Coming into Wednesday's first-quarter financial report, CCU investors expected the company to keep coming up with the modest gains in sales and earnings that they've seen over time. CCU's results bounced back from weakness in the fourth quarter of 2017, and the beverage company sees good times ahead for its market.

CCU logo in green with an upward swoosh.
CCU logo in green with an upward swoosh.

Image source: CCU.

CCU warms up

CCU's first-quarter results reflected a nice bounce in earnings growth. Net sales were higher by 5.2% to 472 billion Chilean pesos, and that figure was in line with what most of those following the beverage stock had expected. Net income jumped 22% to 56.7 billion pesos, doing better than the consensus forecast among investors and doing far better than the flat performance that CCU's bottom line gave in late 2017.
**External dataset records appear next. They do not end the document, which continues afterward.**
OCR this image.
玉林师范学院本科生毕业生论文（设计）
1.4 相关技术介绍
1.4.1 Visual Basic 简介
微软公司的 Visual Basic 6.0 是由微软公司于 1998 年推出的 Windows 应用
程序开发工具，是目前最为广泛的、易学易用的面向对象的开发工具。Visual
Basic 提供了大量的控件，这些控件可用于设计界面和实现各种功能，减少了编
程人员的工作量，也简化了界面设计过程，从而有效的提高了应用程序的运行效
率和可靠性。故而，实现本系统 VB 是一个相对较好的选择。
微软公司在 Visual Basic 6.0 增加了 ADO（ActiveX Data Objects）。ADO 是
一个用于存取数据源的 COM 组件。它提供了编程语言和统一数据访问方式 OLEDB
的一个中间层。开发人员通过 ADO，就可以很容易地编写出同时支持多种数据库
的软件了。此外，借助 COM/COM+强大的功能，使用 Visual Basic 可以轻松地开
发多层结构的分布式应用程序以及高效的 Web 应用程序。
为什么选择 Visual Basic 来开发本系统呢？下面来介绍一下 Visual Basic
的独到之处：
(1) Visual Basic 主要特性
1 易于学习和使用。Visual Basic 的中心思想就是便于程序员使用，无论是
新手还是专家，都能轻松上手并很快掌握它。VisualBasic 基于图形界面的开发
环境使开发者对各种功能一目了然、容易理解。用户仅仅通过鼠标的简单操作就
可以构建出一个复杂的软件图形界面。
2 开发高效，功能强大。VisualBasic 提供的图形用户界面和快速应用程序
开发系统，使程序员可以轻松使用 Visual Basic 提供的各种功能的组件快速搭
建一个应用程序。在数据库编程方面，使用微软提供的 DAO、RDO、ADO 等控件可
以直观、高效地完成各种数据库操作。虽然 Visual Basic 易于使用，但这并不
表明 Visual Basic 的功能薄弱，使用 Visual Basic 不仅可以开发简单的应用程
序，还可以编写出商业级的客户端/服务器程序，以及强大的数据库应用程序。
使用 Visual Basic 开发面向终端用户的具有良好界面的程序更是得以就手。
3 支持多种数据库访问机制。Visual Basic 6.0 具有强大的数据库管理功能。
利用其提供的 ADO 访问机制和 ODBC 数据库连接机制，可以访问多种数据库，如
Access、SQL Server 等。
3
Fundamental metrics showed the improvement at CCU. Consolidated unit volume growth accelerated to 3.7%, yielding production of 7.61 million hectoliters. Price increases of 1.5% on average also helped to bolster top-line growth.

The big success for CCU came from its international business, where volume sold in its Argentina, Uruguay, and Paraguay markets soared 22%. That helped boost segment revenue by 16%, although local-currency fluctuations held back the unit's pricing power in Chilean peso terms. More efficient operations lifted segment adjusted pre-tax operating earnings by nearly two-thirds from year-ago levels, with reductions in expenses responsible for most of the strong performance.

Chile continued to struggle, although CCU did a good job of battling adverse trends. Unit volume was down 1.7%, but nearly 6% higher prices helped to generate a 3.7% boost to Chilean revenue. Weather conditions weren't quite as favorable this year as they were in the year-earlier period, but here, too, better gross margin helped to offset downward pressure elsewhere, and the segment's bottom line improved by 7%.

For the wine segment, the weak U.S. dollar weighed on results. Segment sales fell 7.6% on a 6.8% drop in volume, and operating costs remained high following subpar harvests in both 2016 and 2017.